Given the rapid development of electric vehicles in recent years, I have been particularly taken with the story behind one of the older items in the gallery, the Bersey Electric Cab. It first took to the streets of London in 1897 but disappeared from the roads just two years later. It’s hard not to wonder what the world might look like had this technology taken off a hundred years earlier than it did.

Bersey Electric Taxi Cab
Bersey Electric Taxi Cab

While around half of the stories come from the UK, the gallery is global in scope. As we think about a fair energy transition, we need to reflect on the reality that the impacts of climate change are felt unevenly around the globe, and that energy consumption is also very uneven.
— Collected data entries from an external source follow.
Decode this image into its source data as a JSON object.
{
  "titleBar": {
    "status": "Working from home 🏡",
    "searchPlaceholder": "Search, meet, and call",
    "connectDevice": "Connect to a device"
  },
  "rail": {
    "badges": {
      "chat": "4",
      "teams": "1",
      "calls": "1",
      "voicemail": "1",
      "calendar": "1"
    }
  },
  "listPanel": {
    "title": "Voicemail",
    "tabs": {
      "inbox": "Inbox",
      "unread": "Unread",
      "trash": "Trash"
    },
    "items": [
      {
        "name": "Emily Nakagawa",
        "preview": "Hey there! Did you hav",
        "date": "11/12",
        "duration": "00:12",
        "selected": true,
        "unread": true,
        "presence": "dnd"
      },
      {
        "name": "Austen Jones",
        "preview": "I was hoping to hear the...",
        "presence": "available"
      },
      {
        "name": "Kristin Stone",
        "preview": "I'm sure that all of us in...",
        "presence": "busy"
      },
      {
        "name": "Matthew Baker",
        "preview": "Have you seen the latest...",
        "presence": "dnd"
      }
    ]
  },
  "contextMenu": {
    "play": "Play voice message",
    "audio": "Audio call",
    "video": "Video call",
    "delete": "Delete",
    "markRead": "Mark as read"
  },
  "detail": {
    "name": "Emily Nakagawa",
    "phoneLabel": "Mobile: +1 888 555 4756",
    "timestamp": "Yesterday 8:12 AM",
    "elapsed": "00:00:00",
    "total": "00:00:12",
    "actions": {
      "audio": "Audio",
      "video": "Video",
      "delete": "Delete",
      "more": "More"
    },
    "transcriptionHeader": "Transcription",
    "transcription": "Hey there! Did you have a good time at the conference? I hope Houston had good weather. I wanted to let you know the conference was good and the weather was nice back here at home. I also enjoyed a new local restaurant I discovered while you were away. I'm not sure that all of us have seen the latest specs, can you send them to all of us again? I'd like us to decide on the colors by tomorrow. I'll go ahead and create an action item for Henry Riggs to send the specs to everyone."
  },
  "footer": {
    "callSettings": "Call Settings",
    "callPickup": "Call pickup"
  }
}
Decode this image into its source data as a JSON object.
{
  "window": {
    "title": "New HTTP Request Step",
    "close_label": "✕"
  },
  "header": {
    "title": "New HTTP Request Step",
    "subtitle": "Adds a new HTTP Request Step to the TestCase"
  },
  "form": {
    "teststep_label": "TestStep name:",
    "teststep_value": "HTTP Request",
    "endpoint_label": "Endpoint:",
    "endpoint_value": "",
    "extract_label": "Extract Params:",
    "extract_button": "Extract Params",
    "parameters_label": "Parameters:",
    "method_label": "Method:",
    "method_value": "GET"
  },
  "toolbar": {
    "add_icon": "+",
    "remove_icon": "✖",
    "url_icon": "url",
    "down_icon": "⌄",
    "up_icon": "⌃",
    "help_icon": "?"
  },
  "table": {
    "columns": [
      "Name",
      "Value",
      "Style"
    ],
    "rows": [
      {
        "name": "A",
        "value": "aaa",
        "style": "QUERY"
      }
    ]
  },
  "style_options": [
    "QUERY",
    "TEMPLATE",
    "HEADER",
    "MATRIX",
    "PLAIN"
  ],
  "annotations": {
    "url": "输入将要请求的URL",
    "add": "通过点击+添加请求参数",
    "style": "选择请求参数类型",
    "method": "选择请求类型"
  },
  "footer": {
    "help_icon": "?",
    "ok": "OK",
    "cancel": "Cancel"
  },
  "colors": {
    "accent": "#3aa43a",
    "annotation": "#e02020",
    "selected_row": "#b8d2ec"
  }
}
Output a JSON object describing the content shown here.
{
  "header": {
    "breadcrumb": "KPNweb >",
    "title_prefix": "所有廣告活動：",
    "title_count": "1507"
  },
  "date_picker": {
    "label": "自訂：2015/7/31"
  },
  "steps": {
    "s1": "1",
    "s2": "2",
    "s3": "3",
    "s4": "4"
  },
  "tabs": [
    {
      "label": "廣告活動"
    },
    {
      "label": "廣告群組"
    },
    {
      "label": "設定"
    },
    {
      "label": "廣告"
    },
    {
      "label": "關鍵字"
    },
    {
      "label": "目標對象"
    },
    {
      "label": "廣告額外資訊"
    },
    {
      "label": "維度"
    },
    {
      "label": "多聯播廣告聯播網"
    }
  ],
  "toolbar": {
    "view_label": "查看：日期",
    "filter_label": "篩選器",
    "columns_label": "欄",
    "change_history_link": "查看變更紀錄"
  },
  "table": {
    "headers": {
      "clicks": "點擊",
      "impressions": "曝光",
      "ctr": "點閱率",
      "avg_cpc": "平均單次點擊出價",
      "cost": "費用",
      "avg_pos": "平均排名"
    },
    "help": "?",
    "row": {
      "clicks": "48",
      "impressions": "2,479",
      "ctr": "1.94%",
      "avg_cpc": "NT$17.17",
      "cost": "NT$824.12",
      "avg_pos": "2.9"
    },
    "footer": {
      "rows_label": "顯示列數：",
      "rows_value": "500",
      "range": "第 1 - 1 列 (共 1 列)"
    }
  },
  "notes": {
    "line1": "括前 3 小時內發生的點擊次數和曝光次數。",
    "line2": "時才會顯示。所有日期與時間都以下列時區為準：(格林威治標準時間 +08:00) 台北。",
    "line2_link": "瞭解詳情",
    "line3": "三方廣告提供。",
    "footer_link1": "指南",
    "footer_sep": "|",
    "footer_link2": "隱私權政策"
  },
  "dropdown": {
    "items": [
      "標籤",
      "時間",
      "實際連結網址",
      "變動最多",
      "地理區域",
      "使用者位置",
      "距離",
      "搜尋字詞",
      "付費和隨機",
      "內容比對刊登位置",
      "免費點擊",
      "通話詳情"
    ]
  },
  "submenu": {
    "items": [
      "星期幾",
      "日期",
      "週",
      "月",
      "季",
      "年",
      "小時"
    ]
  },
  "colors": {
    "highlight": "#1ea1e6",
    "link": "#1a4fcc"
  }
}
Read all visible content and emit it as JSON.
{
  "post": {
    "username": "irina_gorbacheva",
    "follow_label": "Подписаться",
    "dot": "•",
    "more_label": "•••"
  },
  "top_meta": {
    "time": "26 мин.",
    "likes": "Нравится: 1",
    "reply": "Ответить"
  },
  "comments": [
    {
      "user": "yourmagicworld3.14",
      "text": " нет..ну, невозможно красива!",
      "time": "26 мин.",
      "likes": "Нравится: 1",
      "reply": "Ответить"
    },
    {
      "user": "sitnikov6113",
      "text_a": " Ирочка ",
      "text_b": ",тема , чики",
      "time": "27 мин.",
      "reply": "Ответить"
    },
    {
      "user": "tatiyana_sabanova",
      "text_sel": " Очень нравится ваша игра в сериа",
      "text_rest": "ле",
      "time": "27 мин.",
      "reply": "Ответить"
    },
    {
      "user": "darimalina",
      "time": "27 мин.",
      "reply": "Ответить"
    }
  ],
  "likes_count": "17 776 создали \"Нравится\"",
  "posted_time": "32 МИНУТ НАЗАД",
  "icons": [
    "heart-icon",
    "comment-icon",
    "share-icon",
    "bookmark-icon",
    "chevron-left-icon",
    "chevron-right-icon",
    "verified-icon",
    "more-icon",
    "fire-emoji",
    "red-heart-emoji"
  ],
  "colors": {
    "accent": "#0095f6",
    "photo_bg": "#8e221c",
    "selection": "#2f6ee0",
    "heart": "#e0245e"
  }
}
Much of the biggest growth in consumption is in developing countries where hundreds of millions of people have only gained access to electricity for the first time in the past decade.

The gallery’s curators have done a superb job, drawing on our vast collection of objects, on extensive research and on the advice of a panel of expert, independent advisors. Given that some people have raised concerns about the gallery’s sponsor, the major Indian renewable energy company Adani Green Energy, I should make it clear that the gallery was created without any interference from the sponsor whatsoever. What they did provide was a significant sum of money that allowed us to build the new gallery despite the financial constraints we are working under. For that we are extremely grateful. They have enabled us to present this gallery to the public.

According to the International Energy Agency (IEA), India is ‘poised to see the largest energy demand growth of any country in the world over the next three decades, as industrialisation and urbanisation surge and per capita income rises sharply’. So the rapid growth of India’s renewables sector is vital, particularly given that coal currently supplies much of the country’s electricity. That is the problem Adani Green Energy has set out to tackle. That is why we are keen to work with them.

The Hydrogen, Wind and Tidal Energy exhibit in Energy Revolution: The Adani Green Energy Gallery
The Hydrogen, Wind and Tidal Energy exhibit in Energy Revolution: The Adani Green Energy Gallery

I should also point out that in other cases the Science Museum Group has accepted sponsorship from some companies such as BP and Equinor that are directly involved in fossil fuel extraction. Clearly large energy companies have been part of creating the problem of climate change, so they MUST help in finding solutions. They have the resources to make the transition happen. We believe that it is right to engage with these companies if they demonstrate commitment to the development of renewable energy at scale and have plans that align with the Paris goals to limit global warming to around 1.5 degrees Celsius above pre-industrial levels by 2050.

We use a tool called the Transition Pathway Initiative (TPI) to assess the progress of our sponsoring partners. Using publicly disclosed data, TPI assesses the progress companies are making on the transition to a low-carbon economy, supporting efforts to mitigate climate change. The TPI tool is easily accessible and this level of transparency was one of the reasons we choose to use benchmarks from it to guide our decisions on who to work with. We also use it to encourage partners in carbon intensive industries to go further and faster in the energy transition. If an organisation fails to meet its commitments under TPI we will engage with it and encourage it do better. If that engagement proves unsuccessful, we would at an appropriate moment disengage from them.

We hope that the public will visit and enjoy the new gallery and make up their own minds on the issues which it explores. It gives a thorough picture of how humankind has produced energy in the past and present; and it analyses the options for producing energy in the future. We are in the middle of a revolution in energy production. This gallery will help people make sense of it and will inspire them to be part of it.